Ineqality problem My mentor gave this problem to our class. later on he also told the solution to the problem.but i did not understood the solution as it was done in a very complicated way. so can anyone help me the solve this problem with proper explanation
$$
x_1\geqslant x_2\geqslant x_3\geqslant...\geqslant x_n ....$$
$$\text{where }  x_i \in \mathbb{R}
$$
such that for $n\geqslant1$ ;
$$\frac{x_1}{1}+\frac{x_4}{2}+\frac{x_9}{3}+...+\frac{x_{n^2}}{n}\leqslant1$$
Then PROVE that
for $k\geqslant1$;
$$\frac{x_1}{1}+\frac{x_2}{2}+\frac{x_3}{3}+...+ \frac{x_k}{k}\leqslant3
$$
 A: Let's try to prove by induction that $\sum_{i=1}^{k} \dfrac{x_i}{i} \leq 3-f(k)$ for some suitable function $f(k) \geq 0$.
Let's consider the induction step.
We want to prove: $\dfrac{x_k}{k} \leq f(k-1)-f(k)$ for a suitable function $f$.
Thus, we need an upper bound for $x_k/k$. For this, let's use the given information.
We obtain: $x_{n^2}H_n \leq 1$, where $H_n=\sum_{i=1}^{n}\dfrac{1}{i}$.

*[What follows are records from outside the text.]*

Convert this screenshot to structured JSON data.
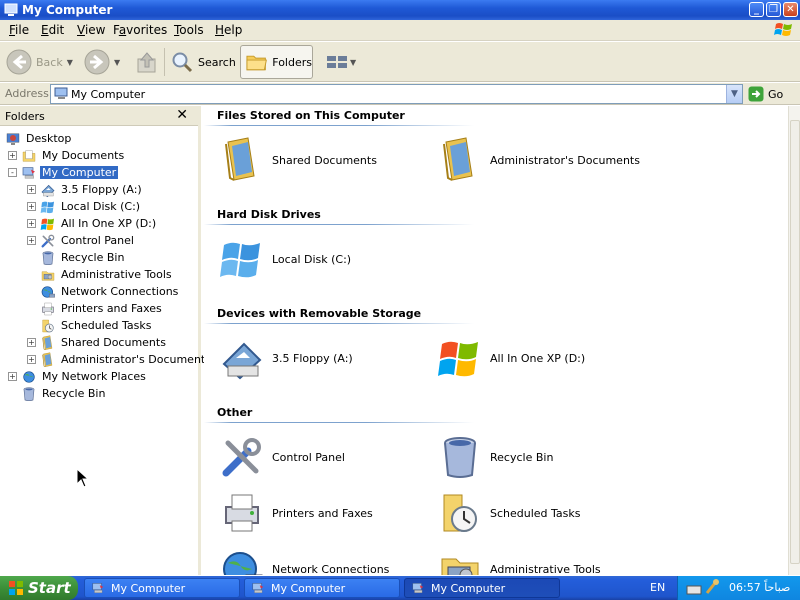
{
  "window": {
    "title": "My Computer"
  },
  "menu": [
    "File",
    "Edit",
    "View",
    "Favorites",
    "Tools",
    "Help"
  ],
  "menu_underline": [
    "F",
    "E",
    "V",
    "a",
    "T",
    "H"
  ],
  "toolbar": {
    "back": "Back",
    "search": "Search",
    "folders": "Folders"
  },
  "address": {
    "label": "Address",
    "value": "My Computer",
    "go": "Go"
  },
  "folders_pane": {
    "header": "Folders",
    "items": [
      {
        "label": "Desktop",
        "icon": "desktop-icon",
        "level": 0,
        "expander": ""
      },
      {
        "label": "My Documents",
        "icon": "my-documents-icon",
        "level": 1,
        "expander": "+"
      },
      {
        "label": "My Computer",
        "icon": "my-computer-icon",
        "level": 1,
        "expander": "-",
        "selected": true
      },
      {
        "label": "3.5 Floppy (A:)",
        "icon": "floppy-icon",
        "level": 2,
        "expander": "+"
      },
      {
        "label": "Local Disk (C:)",
        "icon": "local-disk-icon",
        "level": 2,
        "expander": "+"
      },
      {
        "label": "All In One XP (D:)",
        "icon": "cd-drive-icon",
        "level": 2,
        "expander": "+"
      },
      {
        "label": "Control Panel",
        "icon": "control-panel-icon",
        "level": 2,
        "expander": "+"
      },
      {
        "label": "Recycle Bin",
        "icon": "recycle-bin-icon",
        "level": 2,
        "expander": ""
      },
      {
        "label": "Administrative Tools",
        "icon": "admin-tools-icon",
        "level": 2,
        "expander": ""
      },
      {
        "label": "Network Connections",
        "icon": "network-connections-icon",
        "level": 2,
        "expander": ""
      },
      {
        "label": "Printers and Faxes",
        "icon": "printer-icon",
        "level": 2,
        "expander": ""
      },
      {
        "label": "Scheduled Tasks",
        "icon": "scheduled-tasks-icon",
        "level": 2,
        "expander": ""
      },
      {
        "label": "Shared Documents",
        "icon": "shared-folder-icon",
        "level": 2,
        "expander": "+"
      },
      {
        "label": "Administrator's Documents",
        "icon": "shared-folder-icon",
        "level": 2,
        "expander": "+"
      },
      {
        "label": "My Network Places",
        "icon": "network-places-icon",
        "level": 1,
        "expander": "+"
      },
      {
        "label": "Recycle Bin",
        "icon": "recycle-bin-icon",
        "level": 1,
        "expander": ""
      }
    ]
  },
  "groups": [
    {
      "title": "Files Stored on This Computer",
      "items": [
        {
          "label": "Shared Documents",
          "icon": "shared-folder-icon"
        },
        {
          "label": "Administrator's Documents",
          "icon": "shared-folder-icon"
        }
      ]
    },
    {
      "title": "Hard Disk Drives",
      "items": [
        {
          "label": "Local Disk (C:)",
          "icon": "local-disk-icon"
        }
      ]
    },
    {
      "title": "Devices with Removable Storage",
      "items": [
        {
          "label": "3.5 Floppy (A:)",
          "icon": "floppy-icon"
        },
        {
          "label": "All In One XP (D:)",
          "icon": "cd-drive-icon"
        }
      ]
    },
    {
      "title": "Other",
      "items": [
        {
          "label": "Control Panel",
          "icon": "control-panel-icon"
        },
        {
          "label": "Recycle Bin",
          "icon": "recycle-bin-icon"
        },
        {
          "label": "Printers and Faxes",
          "icon": "printer-icon"
        },
        {
          "label": "Scheduled Tasks",
          "icon": "scheduled-tasks-icon"
        },
        {
          "label": "Network Connections",
          "icon": "network-connections-icon"
        },
        {
          "label": "Administrative Tools",
          "icon": "admin-tools-icon"
        }
      ]
    }
  ],
  "taskbar": {
    "start": "Start",
    "tasks": [
      {
        "label": "My Computer"
      },
      {
        "label": "My Computer"
      },
      {
        "label": "My Computer",
        "active": true
      }
    ],
    "language": "EN",
    "clock": "06:57 صباحاً"
  }
}
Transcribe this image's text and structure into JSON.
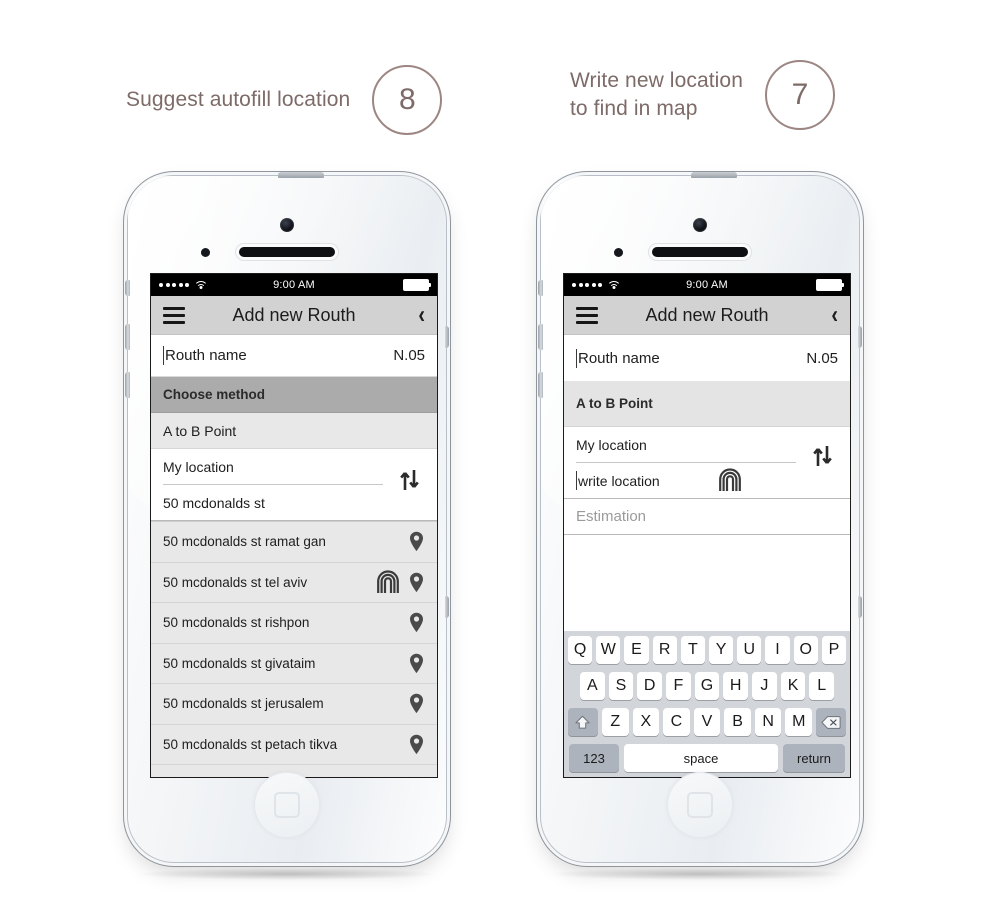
{
  "annotations": [
    {
      "text": "Suggest autofill location",
      "number": "8"
    },
    {
      "text": "Write new location\nto find in map",
      "number": "7"
    }
  ],
  "status_bar": {
    "time": "9:00 AM",
    "signal_dots": 5,
    "wifi_icon": "wifi-icon",
    "battery_icon": "battery-full-icon"
  },
  "nav": {
    "menu_icon": "hamburger-menu-icon",
    "title": "Add new Routh",
    "back_icon": "chevron-left-icon"
  },
  "route_name": {
    "placeholder": "Routh name",
    "value": "N.05"
  },
  "left_phone": {
    "section_header": "Choose method",
    "method_option": "A to B Point",
    "origin": "My location",
    "destination": "50 mcdonalds st",
    "swap_icon": "swap-vertical-arrows-icon",
    "suggestions": [
      {
        "label": "50 mcdonalds st ramat gan",
        "pin_icon": "map-pin-icon",
        "tap_icon": null
      },
      {
        "label": "50 mcdonalds st tel aviv",
        "pin_icon": "map-pin-icon",
        "tap_icon": "fingerprint-tap-icon"
      },
      {
        "label": "50 mcdonalds st rishpon",
        "pin_icon": "map-pin-icon",
        "tap_icon": null
      },
      {
        "label": "50 mcdonalds st givataim",
        "pin_icon": "map-pin-icon",
        "tap_icon": null
      },
      {
        "label": "50 mcdonalds st jerusalem",
        "pin_icon": "map-pin-icon",
        "tap_icon": null
      },
      {
        "label": "50 mcdonalds st petach tikva",
        "pin_icon": "map-pin-icon",
        "tap_icon": null
      }
    ]
  },
  "right_phone": {
    "section_header": "A to B Point",
    "origin": "My location",
    "destination_placeholder": "write location",
    "tap_icon": "fingerprint-tap-icon",
    "estimation_placeholder": "Estimation",
    "swap_icon": "swap-vertical-arrows-icon",
    "keyboard": {
      "row1": [
        "Q",
        "W",
        "E",
        "R",
        "T",
        "Y",
        "U",
        "I",
        "O",
        "P"
      ],
      "row2": [
        "A",
        "S",
        "D",
        "F",
        "G",
        "H",
        "J",
        "K",
        "L"
      ],
      "row3": [
        "Z",
        "X",
        "C",
        "V",
        "B",
        "N",
        "M"
      ],
      "shift_icon": "shift-up-arrow-icon",
      "backspace_icon": "backspace-delete-icon",
      "numbers_key": "123",
      "space_key": "space",
      "return_key": "return"
    }
  },
  "colors": {
    "annotation": "#7d6b68",
    "nav_bar": "#d2d2d2",
    "section_dark": "#ababab",
    "section_light": "#e4e4e4",
    "list_bg": "#e8e8e8",
    "keyboard_bg": "#d2d5da",
    "key_fn": "#adb3bd"
  }
}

Consider the function $A_n=\sum_{t=n+1}^{\infty} \dfrac{1}{t^2H_t}$. This is well-defined because the series is easily seen to be convergent.
Observe that $A_{n-1}-A_n=\dfrac{1}{n^2H_n}$.
Now the upper bound for $x_k/k$: write $n=\lfloor \sqrt{k} \rfloor$.
Then $\dfrac{x_k}{k} \leq \dfrac{x_{n^2}}{n^2} \leq \dfrac{1}{n^2H_n}$, and we have:
$\dfrac{x_k}{k} \leq A_{n-1}-A_n$.
Thus, we can now set $f(k)=A_{\lfloor \sqrt{k} \rfloor}$, and make the induction work.
Now the base case:
We want: $x_1 \leq 3-A_1$ and since $x_1 \leq 1$, it is sufficient to show that $A_1 \leq 2$, which is doable, for eg: $A_1 \leq \dfrac{\pi^2}{6}-1 <1$.
A: For a given $k \ge 1$ choose $n \ge 1$ such that $k < (n+1)^2$. Then
$$
\frac{x_1}{1}+\frac{x_2}{2}+\frac{x_3}{3}+...+ \frac{x_k}{k}
\le \sum_{j=1}^n \sum_{l=j^2}^{(j+1)^2-1} \frac{x_l}{l}
\le \sum_{j=1}^n (2j+1) \frac{x_{j^2}}{j^2} \le 3 \sum_{j=1}^n \frac{x_{j^2}}{j} \le 3 \, ,
$$
using
$$
 \frac{2j+1}{j^2} \le \frac 3j
$$
for all positive integers $j$, which is easy to verify.